Editor: Eduardo Lorea - eduardolorea@fazendomedia.com
13.06.2006
PARAÍSO DUPLO
Por Marcelo Salles - salles@fazendomedia.com
O Senado Federal deu mais um passo em direção à entrega do Brasil. Trata-se da aprovação de projeto de lei na quarta-feira, dia 07/6, encaminhada pelo Executivo, que elimina os impostos sobre o capital estrangeiro que entrar no país. PT e PSDB encabeçaram a aprovação, naturalmente com a justificativa de que o país atrairia mais investimentos e, conseqüentemente, criaria novos empregos.
Executivo e Legislativo, portanto, partem do princípio de que a melhor maneira de captar recursos é oferecendo todas as vantagens a quem vem de fora. Ou seja, ao tal mercado. Repare-se que o raciocínio não é investir no país primeiro, desenvolver sua infra-estrutura e torná-lo atrativo a investimentos. Não. A proposta é justamente o contrário. O Brasil, que já era um paraíso dos neo-escravocratas, agora será o único caso no mundo de paraíso duplo: fiscal e laboral. Uma mistura de Indonésia com Suíça.
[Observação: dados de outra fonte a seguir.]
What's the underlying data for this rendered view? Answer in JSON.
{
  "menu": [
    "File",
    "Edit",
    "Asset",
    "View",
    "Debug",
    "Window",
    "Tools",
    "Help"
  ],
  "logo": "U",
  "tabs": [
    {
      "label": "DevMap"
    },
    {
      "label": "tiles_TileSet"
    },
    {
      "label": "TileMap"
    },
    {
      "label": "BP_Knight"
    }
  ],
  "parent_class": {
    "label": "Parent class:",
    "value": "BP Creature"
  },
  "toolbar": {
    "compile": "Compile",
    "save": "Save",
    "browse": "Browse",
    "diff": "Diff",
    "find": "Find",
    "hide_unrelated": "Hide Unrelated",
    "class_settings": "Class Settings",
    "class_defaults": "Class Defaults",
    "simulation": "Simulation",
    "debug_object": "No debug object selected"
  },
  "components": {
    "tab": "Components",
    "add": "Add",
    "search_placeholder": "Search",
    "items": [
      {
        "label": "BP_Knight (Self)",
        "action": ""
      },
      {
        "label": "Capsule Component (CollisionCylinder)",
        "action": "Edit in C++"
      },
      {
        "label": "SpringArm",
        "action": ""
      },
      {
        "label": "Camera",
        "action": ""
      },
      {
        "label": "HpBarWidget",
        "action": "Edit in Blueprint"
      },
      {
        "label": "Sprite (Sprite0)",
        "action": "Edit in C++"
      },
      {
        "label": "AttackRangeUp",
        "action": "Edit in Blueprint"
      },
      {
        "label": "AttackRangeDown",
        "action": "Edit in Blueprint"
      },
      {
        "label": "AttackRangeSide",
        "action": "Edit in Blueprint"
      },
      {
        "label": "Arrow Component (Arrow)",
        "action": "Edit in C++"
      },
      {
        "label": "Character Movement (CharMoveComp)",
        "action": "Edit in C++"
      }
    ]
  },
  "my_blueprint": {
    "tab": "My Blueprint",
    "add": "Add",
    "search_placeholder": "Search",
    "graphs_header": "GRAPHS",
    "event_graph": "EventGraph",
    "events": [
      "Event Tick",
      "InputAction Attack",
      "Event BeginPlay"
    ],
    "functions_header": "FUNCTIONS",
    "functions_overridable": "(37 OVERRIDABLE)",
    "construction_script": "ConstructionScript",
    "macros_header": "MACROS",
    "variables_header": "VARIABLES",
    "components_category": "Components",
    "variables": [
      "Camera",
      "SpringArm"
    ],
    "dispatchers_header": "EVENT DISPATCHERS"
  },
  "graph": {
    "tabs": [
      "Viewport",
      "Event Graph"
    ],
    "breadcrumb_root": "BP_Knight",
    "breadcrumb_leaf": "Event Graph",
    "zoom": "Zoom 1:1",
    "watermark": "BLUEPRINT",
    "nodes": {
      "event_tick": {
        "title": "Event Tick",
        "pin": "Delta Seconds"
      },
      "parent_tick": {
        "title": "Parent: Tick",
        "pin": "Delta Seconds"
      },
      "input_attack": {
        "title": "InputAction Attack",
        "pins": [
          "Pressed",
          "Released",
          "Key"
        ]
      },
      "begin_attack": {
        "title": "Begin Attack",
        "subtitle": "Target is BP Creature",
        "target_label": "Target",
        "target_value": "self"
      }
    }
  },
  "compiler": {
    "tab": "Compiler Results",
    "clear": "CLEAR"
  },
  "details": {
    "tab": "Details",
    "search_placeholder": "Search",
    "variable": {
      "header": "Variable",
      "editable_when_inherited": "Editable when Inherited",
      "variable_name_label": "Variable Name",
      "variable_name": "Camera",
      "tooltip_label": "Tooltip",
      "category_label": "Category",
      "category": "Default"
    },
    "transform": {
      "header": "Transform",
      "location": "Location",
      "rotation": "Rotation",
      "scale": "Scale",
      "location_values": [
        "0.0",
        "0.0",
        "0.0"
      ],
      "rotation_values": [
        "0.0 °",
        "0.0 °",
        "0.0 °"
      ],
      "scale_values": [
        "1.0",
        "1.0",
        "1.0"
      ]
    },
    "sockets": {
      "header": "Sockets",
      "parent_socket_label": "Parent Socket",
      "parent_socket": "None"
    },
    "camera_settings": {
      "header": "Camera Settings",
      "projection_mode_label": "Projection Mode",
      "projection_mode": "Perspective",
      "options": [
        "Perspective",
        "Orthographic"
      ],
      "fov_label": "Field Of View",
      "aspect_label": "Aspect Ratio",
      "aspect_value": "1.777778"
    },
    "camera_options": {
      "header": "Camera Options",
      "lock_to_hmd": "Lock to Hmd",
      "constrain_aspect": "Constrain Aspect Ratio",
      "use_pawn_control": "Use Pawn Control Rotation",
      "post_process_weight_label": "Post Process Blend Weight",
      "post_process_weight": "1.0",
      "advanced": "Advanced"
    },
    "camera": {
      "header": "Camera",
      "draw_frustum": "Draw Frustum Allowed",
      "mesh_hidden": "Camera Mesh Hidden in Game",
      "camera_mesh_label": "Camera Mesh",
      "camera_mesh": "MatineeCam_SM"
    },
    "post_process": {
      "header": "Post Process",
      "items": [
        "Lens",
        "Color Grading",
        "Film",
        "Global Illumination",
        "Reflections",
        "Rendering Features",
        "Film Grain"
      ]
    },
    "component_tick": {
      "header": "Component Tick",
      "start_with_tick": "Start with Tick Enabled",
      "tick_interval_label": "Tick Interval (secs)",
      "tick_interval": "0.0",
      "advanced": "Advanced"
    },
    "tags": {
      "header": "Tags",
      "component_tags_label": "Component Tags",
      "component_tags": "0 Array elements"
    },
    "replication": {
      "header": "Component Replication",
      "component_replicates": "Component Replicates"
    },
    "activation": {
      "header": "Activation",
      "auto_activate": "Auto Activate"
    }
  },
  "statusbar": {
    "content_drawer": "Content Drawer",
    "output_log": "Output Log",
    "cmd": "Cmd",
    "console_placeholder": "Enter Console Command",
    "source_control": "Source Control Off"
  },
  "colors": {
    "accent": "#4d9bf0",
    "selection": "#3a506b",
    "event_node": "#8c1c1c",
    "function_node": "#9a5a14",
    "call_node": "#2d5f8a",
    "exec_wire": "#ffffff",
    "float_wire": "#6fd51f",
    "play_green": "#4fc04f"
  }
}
Continuamos sem projeto de país, com o olhar voltado para o exterior. Os maiores investimentos feitos aqui são em estradas, portos e dutos para escoar nossas riquezas naturais; ou em montadoras de carros, que recebem todas as facilidades (benefícios fiscais, empréstimos, terrenos) e por isso mesmo deixam o país quando querem, causando desemprego em massa.
Em outras palavras, governo e neo-oposição acabam de desferir mais um golpe contra a democracia e o bem-estar do povo brasileiro, como se acostumaram a fazer com a complacência da mídia corporativa, que só publica o que e quando é de seu interesse.
P.S.: Deu no Financial Times. A Alemanha é a campeã da globalização. Isso porque o país germânico ultrapassou os EUA e exporta hoje US$ 1 trilhão em produtos por ano, mais que Reino Unido, França e Holanda juntos. As subsidiárias das empresas alemãs, em todo o mundo, vendem 1,2 trilhão de euros. Tudo isso, como aponta o insuspeito jornal, com forte intervenção estatal para proteger a indústria, os empregos e o estilo de vida. Aqui, nossa mídia colonizada diz que o bom mesmo é liberar geral para o tal mercado, santíssimo seja, que nada mais é do que empresas nacionais e estrangeiras que não querem enfrentar as regulações estatais que criam as condições para o verdadeiro desenvolvimento de uma nação.